Teñir el espacio de arte. Encontrar en él una idea, un paisaje con el que divagar, perderse. Imagina tu oficina. Piensa en ella. En las paredes que la cubren. ¿Tiene cuadros? ¿Alguna fotografía o ilustración? Ahora reconsidera el espacio, observa y detecta dónde podrías colocar una pieza de arte. La idea es hacer del espacio habitable un lugar donde el arte y la producción confluyan de una manera perceptible.

Por eso hoy, nos aproximaremos al universo del arte y a cómo introducirlo de manera adecuada y armoniosa en la oficina. Se trata de crear un espacio único, lleno de vida, donde la materia emerja, sensible, sin ocuparlo todo. Porque la decoración de interiores con elementos artísticos es ideal, siempre y cuando no tratemos de sobrecargar el espacio; lo que, por el contrario, en lugar de trasladarnos a escenarios llenos de imaginación, puede hacer que nos distraigamos o generar en nosotros una sensación de pesadez.

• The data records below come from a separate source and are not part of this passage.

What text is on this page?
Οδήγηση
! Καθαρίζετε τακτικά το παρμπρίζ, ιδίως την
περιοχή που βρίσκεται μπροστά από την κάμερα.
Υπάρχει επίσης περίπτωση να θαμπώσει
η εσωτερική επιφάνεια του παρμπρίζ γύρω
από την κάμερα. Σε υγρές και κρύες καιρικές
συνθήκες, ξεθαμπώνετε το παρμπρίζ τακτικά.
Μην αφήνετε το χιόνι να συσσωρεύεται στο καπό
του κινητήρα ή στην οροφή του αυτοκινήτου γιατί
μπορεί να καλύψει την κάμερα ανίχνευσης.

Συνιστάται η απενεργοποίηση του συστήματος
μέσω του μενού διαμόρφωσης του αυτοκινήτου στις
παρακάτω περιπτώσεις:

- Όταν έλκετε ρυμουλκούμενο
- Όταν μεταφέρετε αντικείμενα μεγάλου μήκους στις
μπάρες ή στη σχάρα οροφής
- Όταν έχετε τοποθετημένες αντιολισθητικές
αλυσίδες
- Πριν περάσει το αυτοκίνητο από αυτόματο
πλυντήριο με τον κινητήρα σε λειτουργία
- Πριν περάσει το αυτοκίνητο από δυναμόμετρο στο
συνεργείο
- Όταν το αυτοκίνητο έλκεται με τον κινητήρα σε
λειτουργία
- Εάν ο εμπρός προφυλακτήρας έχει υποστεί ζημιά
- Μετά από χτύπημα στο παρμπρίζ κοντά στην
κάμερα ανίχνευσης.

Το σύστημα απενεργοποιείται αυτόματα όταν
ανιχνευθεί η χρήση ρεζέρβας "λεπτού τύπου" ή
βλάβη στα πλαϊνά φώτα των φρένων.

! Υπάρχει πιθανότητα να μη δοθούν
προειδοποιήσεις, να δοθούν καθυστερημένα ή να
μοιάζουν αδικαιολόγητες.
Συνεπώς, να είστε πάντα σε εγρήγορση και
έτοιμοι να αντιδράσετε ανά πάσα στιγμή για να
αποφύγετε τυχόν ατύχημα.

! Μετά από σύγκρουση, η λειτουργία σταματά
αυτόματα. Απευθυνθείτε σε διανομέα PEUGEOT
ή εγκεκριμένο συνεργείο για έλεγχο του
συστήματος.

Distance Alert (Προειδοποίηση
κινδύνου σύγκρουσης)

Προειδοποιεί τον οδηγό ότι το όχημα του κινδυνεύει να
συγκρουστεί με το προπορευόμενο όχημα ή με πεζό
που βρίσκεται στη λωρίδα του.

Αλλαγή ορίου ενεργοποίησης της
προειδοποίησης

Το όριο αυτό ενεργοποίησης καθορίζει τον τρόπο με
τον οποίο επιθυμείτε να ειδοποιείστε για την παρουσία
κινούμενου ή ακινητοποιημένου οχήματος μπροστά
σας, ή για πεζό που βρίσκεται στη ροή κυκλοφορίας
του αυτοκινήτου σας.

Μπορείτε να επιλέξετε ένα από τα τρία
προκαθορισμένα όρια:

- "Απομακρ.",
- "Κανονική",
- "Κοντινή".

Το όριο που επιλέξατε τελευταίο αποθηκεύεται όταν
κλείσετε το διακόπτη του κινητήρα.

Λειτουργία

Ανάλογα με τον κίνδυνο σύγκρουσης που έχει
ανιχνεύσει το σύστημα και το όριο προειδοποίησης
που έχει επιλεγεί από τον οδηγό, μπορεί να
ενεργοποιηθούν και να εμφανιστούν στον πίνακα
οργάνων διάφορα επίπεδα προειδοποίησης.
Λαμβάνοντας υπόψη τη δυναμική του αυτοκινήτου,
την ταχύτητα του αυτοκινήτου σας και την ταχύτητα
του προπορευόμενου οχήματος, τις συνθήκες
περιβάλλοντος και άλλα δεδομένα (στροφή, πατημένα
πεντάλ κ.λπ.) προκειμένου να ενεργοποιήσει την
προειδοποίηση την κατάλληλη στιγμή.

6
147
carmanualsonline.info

La pregunta ahora es: ¿Como el arte puede mejorar nuestra productividad profesional en las oficinas? Dejar nuestro trabajo en manos de un cuadro de arte contemporáneo, donde los colores son un estallido que invita a la creatividad, sería un despropósito. Sin embargo, es cierto que el arte con su capacidad para expresar emociones y sentimientos puede ayudar a que, en un simple vistazo, nuestra percepción sobre el mundo que nos rodea sea más amable, más sincera o, como mínimo, más receptiva.

 

Un interiorismo elegante con piezas de arte que transmitan al mismo tiempo serenidad y modernidad, y aporten un toque de color a la oficina.

 

Un hecho que reafirma la arquitecta e interiorista Laura Gärna, CEO de Gärna Studio: “Creemos firmemente en los valores del arte, que van mucho más allá de la estética. Mediante él podemos transmitir un mensaje, posicionarnos frente a nuestros competidores, reforzar la Responsabilidad Social Corporativa, hacer una declaración de intenciones, mejorar el ambiente de trabajo, etc…”, explica Gärna.

Si quieres que tu oficina rebose en creatividad y buen gusto, entonces es momento de que te animes e introduzcas alguna pieza de arte en sus paredes y estancias. Piensa en dónde y de qué manera quieres que sea observada esa obra. Reconsidera las zonas de paso, la recepción e incluso hasta las salas de reunión donde una obra puede ayudar a crear un espacio de armonía y serenidad.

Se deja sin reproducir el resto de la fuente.